Cost-capping the LLM endpoint

The AI filter parser is a Gemini call. Two structural choices made it cheap enough to leave on:

  • One system prompt, computed once. build_system_prompt(features, mode_destinations) runs at boot. The feature catalogue, the enum of available travel modes, the few-shot examples: all concatenated once into a String on AppState. Every request reuses the same bytes, which Gemini’s input cache likes.
  • A search_destinations tool with a closed enum of modes. The LLM doesn’t get to invent place slugs. It can call the function; the server slugifies and resolves against the loaded travel-time directory using a word-overlap matcher tolerant of kings-cross vs King's Cross.
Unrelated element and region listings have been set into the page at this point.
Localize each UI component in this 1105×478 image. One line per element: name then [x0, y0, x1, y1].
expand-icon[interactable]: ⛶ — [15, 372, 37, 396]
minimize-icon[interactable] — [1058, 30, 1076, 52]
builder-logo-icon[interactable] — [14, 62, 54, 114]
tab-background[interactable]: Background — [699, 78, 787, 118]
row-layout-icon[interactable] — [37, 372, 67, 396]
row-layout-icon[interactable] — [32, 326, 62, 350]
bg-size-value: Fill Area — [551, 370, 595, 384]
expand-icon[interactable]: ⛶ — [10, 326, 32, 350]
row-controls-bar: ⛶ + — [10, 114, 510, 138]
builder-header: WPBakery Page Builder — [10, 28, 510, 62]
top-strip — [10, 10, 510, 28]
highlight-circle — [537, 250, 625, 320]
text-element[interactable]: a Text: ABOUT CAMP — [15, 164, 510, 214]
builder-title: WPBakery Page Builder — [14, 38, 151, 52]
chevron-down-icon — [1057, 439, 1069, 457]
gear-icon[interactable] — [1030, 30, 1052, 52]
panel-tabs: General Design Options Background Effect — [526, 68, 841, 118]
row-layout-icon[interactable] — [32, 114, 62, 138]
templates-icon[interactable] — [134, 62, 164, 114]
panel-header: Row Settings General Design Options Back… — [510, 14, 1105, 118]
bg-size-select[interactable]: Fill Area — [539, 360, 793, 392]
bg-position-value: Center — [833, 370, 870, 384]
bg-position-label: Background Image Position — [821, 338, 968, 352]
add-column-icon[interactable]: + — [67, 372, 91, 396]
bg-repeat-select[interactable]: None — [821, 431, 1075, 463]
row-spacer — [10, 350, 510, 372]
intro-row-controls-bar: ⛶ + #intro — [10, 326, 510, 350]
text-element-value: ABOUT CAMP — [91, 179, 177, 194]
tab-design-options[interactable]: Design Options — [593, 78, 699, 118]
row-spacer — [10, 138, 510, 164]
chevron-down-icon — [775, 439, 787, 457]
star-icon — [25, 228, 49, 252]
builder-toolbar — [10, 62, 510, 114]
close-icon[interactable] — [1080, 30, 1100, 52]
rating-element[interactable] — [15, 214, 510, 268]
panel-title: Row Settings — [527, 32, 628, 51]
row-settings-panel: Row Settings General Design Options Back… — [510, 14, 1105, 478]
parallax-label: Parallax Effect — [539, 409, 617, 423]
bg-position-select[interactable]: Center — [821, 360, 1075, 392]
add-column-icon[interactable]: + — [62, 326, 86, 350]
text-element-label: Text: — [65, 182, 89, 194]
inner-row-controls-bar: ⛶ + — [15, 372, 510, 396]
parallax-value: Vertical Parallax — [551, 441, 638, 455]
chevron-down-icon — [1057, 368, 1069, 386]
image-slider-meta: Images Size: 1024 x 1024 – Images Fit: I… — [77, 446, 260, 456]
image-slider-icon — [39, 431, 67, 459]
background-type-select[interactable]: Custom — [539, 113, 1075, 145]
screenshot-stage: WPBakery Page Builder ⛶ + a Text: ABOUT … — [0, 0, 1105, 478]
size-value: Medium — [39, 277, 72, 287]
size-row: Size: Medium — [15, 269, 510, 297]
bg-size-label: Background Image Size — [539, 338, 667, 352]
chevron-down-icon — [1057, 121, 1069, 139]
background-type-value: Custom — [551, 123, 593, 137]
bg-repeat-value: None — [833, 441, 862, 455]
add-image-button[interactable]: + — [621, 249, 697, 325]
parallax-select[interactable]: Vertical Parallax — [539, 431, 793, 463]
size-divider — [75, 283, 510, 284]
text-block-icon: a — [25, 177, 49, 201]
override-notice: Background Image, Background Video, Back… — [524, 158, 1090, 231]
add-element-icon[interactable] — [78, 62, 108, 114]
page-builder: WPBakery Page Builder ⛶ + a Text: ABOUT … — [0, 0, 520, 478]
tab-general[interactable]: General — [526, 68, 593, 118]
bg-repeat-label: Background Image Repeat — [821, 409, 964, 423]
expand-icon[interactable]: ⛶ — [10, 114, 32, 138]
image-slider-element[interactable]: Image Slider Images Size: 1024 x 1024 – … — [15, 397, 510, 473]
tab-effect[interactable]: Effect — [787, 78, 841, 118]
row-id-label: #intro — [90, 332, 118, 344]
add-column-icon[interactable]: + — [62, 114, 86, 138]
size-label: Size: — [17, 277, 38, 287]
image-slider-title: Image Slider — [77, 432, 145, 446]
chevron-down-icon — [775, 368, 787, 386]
On top: a per-week token budget (AI_FILTERS_WEEKLY_TOKEN_LIMIT = 10_000_000) and a 2,000-token output cap. The budget is the actual cost guarantee; the per-call cap is belt-and-braces.

Smaller calls

  • mlockall(MCL_CURRENT | MCL_FUTURE) at startup. The hot dataset has to never page out. With CAP_IPC_LOCK it works; without it we log and continue.
  • malloc_trim(0) after each big load. Polars leaves a high allocator water-mark after parquet scans. Trimming after each major load gives back hundreds of MB of RSS before steady state.
  • Prometheus path normalisation. /api/tiles/5/16/10 becomes /api/tiles/:z/:x/:y before it becomes a label. Otherwise /.env, /wp-admin/..., and bot scans explode cardinality.
  • Median-half eviction over LRU. Token, share-bounds, and superuser-token caches evict the older half on overflow instead of one entry at a time. Cheap, and it spreads the re-validation cost instead of triggering a thundering herd.
  • spawn_blocking for Polars I/O. Parquet scans are CPU-bound. They block the tokio executor if you let them; they don’t if you don’t.
  • Box<[T]> instead of Vec<T> for aggregator accumulators. No capacity field, 8 bytes saved per slot. At hundreds of hexagons × six features per request it adds up.
  • String interning, three times. Postcodes (~2.5M unique from 25M rows) live in a lasso::RodeoReader; each row stores a Spur (~4 bytes). Address tokens are flattened into one buffer with per-row (offset, length) arrays. The same pattern for enum value strings.
  • Free-zone bbox check, not point check. Unlicensed queries must have their entire bbox inside FREE_ZONE_BOUNDS. Point-in-zone would be convenient and wrong; it would let users pan to anywhere from a free-zone centre.
  • Share-link bounds are server-computed. bounds_from_view(lat, lon, zoom) derives the bbox from a UK-aware longitude/latitude span (half_lat = half_lon * 0.6) and clamps it. Legacy short URLs without server-stored bounds grant nothing.

What I’d change

  • Pin the allocator. I rely on malloc_trim to keep RSS predictable. A jemalloc with explicit purge would behave better than glibc plus periodic trimming, especially under sustained load.
  • One bench for the hot loop. I trust the structure but I have no number for filter throughput per row per filter under typical load. That number would tell me when the u16 trick stops being enough.
  • Move free-zone bounds to PocketBase. FREE_ZONE_BOUNDS is a const. It’s been right for the demo region for a year. The next time it changes I’ll regret hardcoding it.
  • A typed query DSL instead of ;;-separated strings. The current filter wire format is name:min:max;;name:val1|val2. Cheap to parse, awful to evolve. A small JSON envelope would survive the next feature.

There’s something a little embarrassing about a binary that just memory-maps a country. But the architecture made the latencies trivial, and the latencies are most of what a user feels.